Are there times of the year when returns are better or worse?
Abnormal Returns prompted this question with “SAD and the Halloween indicator” in which it is claimed that the US market tends to outperform from about Halloween until April.
The data consisted of 15,548 daily returns of the S&P 500 starting in 1950. Then the point along the year was found for each day.
The lowess smoother was used to find the typical return for each point in the year. To see how surprising the deviations are, 1000 instances of permuting the returns (so that there is no trend) were smoothed in the same manner.
Figure 1 shows the smoothing using the default settings. As with all the plots, the smooths of the 1000 permuted datasets are shown in thin gold lines, and the smooth of the actual data is shown with a thick blue line.
Figure 1: Lowess smooth with span=2/3 on the full data.Figure 1 is suggestive that the summer has lower returns — consistent with Halloween indicator theory. However, this is really over-smoothed. Figure 2 uses a more reasonable level of smoothing.
Figure 2: Lowess smooth with span=0.1 on the full data. With this level of smoothing there appears to be a possibility of a brief bad time in the second quarter, and possibly high values in the fourth quarter. We can investigate further by breaking the data into two parts — shown in Figures 3 and 4.
Figure 3: Lowess smooth with span=0.1 on the data from 1950 through 1979.
Figure 4: Lowess smooth with span=0.1 on the data from 1980 to the present. Figure 4 exhibits the pattern suggested by the Halloween indicator but nowhere near to an extent that should surprise us. Figure 5 checks to see if the pattern has strengthened lately.
The answer to the question in the title seems to be: Probably not.
There have to be periods from the data that are higher than others. However, to believe that there is a real pattern we should demand that what we observe looks different than random data. The real data and random data are quite similar in this instance.
lowess is handy, but it isn’t really doing the smoothing that we want. In this case 0 and 1 are the same — we really want to do circular smoothing so that the ends of the year are tied together.

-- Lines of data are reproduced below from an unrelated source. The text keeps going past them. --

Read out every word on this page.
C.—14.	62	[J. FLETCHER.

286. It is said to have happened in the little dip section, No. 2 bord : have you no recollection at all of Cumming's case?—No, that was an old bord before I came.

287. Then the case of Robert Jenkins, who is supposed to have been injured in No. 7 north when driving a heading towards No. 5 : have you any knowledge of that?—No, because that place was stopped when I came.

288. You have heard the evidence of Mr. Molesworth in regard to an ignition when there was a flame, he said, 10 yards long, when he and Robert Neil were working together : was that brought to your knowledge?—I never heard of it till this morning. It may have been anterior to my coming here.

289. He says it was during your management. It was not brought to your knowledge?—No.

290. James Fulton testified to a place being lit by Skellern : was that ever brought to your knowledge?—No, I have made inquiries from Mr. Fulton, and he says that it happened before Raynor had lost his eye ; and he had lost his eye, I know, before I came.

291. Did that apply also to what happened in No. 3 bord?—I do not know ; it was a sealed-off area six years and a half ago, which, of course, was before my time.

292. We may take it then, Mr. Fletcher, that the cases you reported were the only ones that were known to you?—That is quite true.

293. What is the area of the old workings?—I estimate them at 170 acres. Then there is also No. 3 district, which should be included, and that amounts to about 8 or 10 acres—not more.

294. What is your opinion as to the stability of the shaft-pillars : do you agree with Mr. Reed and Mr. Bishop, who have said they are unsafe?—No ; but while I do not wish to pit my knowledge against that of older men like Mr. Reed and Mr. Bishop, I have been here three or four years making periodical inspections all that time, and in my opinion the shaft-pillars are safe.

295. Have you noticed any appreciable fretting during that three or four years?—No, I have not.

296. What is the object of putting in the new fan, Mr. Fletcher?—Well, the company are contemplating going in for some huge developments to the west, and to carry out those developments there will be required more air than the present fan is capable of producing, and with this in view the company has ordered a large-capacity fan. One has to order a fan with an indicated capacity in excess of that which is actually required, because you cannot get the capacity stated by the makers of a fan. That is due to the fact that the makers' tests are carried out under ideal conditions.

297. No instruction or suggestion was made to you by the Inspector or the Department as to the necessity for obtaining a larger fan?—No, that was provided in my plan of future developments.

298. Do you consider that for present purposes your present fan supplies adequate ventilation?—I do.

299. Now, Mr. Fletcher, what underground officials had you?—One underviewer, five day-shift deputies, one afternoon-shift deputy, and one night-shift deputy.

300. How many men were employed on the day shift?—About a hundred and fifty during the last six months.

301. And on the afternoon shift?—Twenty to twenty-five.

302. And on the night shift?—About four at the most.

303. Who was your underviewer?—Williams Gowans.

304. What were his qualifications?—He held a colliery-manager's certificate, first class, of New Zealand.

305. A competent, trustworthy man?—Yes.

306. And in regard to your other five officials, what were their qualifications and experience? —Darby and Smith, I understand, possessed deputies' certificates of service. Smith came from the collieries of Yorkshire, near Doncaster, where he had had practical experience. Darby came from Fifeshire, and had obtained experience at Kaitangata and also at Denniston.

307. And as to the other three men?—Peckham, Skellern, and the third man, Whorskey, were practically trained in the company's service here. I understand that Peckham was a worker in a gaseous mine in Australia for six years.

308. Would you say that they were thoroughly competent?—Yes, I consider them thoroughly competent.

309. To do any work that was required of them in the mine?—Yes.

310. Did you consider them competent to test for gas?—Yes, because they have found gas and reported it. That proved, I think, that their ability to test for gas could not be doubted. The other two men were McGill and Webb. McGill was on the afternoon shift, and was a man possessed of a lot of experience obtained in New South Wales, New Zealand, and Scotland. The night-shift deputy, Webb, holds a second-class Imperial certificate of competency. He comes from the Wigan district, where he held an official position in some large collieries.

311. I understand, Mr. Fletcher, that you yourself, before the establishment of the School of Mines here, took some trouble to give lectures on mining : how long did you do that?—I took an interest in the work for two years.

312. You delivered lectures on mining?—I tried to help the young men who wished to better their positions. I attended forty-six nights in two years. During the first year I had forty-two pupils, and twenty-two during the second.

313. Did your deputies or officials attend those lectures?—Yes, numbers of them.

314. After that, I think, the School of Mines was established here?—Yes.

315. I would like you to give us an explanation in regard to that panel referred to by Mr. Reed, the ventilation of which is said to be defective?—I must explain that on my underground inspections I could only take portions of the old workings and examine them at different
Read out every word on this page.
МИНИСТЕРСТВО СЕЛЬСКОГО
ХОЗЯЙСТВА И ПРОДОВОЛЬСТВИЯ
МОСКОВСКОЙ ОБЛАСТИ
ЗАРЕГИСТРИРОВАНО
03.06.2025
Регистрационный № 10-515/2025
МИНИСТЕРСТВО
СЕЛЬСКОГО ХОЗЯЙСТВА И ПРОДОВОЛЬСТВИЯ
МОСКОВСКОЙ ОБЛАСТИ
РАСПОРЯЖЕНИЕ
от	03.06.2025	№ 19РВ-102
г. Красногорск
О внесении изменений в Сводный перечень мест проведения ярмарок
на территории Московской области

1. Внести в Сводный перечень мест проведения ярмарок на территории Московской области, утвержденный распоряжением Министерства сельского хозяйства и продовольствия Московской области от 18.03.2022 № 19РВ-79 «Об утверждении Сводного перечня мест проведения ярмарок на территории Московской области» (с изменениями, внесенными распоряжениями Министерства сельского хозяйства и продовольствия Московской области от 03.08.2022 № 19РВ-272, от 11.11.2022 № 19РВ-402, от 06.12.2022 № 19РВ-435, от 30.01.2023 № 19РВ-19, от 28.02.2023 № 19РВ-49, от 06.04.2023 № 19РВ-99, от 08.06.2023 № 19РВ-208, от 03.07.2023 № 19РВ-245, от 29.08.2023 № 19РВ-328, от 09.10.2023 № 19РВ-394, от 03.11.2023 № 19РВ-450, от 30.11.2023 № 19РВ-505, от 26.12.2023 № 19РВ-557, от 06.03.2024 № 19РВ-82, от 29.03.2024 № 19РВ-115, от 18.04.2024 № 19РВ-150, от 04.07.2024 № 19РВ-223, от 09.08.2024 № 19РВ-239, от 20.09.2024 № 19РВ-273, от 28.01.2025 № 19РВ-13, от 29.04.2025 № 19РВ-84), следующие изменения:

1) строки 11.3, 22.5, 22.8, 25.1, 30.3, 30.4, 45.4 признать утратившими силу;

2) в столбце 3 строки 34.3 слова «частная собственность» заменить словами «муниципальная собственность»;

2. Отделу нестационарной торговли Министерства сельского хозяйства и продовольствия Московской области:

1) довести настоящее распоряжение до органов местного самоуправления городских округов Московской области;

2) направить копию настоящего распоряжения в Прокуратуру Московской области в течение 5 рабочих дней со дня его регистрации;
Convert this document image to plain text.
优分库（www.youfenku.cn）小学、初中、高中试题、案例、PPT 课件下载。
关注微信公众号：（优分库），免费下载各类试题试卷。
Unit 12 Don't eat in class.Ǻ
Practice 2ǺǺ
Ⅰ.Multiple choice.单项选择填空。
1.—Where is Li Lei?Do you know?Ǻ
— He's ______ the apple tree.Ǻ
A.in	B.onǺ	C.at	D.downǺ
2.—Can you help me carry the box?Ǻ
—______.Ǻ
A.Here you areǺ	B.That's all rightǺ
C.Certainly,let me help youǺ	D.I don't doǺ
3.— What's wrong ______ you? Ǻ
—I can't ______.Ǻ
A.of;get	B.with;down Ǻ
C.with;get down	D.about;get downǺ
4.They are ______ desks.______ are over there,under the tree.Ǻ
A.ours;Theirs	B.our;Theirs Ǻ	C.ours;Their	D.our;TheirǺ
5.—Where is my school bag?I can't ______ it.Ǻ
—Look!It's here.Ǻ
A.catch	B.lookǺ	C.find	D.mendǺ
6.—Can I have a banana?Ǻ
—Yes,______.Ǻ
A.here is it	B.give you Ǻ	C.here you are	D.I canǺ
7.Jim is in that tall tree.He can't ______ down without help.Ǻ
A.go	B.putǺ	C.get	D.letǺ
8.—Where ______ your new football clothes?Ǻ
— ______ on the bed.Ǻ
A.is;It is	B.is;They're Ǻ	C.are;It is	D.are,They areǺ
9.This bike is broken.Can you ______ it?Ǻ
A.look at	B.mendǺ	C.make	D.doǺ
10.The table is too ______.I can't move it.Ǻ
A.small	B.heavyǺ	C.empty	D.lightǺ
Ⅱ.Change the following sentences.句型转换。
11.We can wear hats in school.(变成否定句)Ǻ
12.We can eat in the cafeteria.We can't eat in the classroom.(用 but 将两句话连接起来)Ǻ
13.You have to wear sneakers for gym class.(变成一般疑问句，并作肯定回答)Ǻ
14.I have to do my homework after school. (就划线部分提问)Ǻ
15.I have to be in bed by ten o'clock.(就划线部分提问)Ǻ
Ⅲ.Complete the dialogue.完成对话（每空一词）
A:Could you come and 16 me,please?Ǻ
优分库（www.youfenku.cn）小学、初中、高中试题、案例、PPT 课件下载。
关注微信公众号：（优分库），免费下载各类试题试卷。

What are the best choices in R for circular smoothing on this sort of data?
Not a qeustion, but: The plots exhibit a known weakness of lowess in that the ends are very variable — going off in straight lines. lowess should never be used to extrapolate outside the data range.
I already had a vector of S&P 500 returns starting in 1950. To update that, I did:
spxnew <- getYahooData('^GSPC', 20100601, 20111017)
spxnewret <- drop(as.matrix(diff(log(spxnew[, 'Close']))))[-1]
The next step was to check that the overlap matched. Good practice when updating data — especially automatic updates — is to have an overlap and check equality of the overlap.
Then, of course, the two were put together:
spxret <- c(spxret, spxnewret[-1:-21])
time of year
Now create the fraction along the year for each day.
spxyears <- substring(names(spxret), 1, 4)
spxyrtab <- table(spxyears)
sp.tlist <- lapply(spxyrtab, function(x) seq(to=x))
spxyrtab <- 252 # current year is only partial
sp.tlist2 <- mapply(`/`, sp.tlist, spxyrtab)
spxseason <- unlist(sp.tlist2)
If you were doing this a lot so that computational time mattered, then there is undoubtedly a clever way of doing this with the data.table package.
smoothing and permuting
spx.low <- lowess(spxret ~ spxseason)
lowperm.ymat <- array(NA, c(15548, 1000))
for(i in 1:1000) lowperm.ymat[,i] <- lowess(spxret ~ sample(spxseason))$y
Figure 1 was created by:
plot(spx.low$x, spx.low$y*1e4, xlab="Time of year", ylab="Return (basis points)", type="n", ylim=1e4 * range(spx.low$y, lowperm.ymat))
matlines(spx.low$x, 1e4*lowperm.ymat, col="gold")
lines(spx.low$x, spx.low$y*1e4, lwd=3, col="steelblue")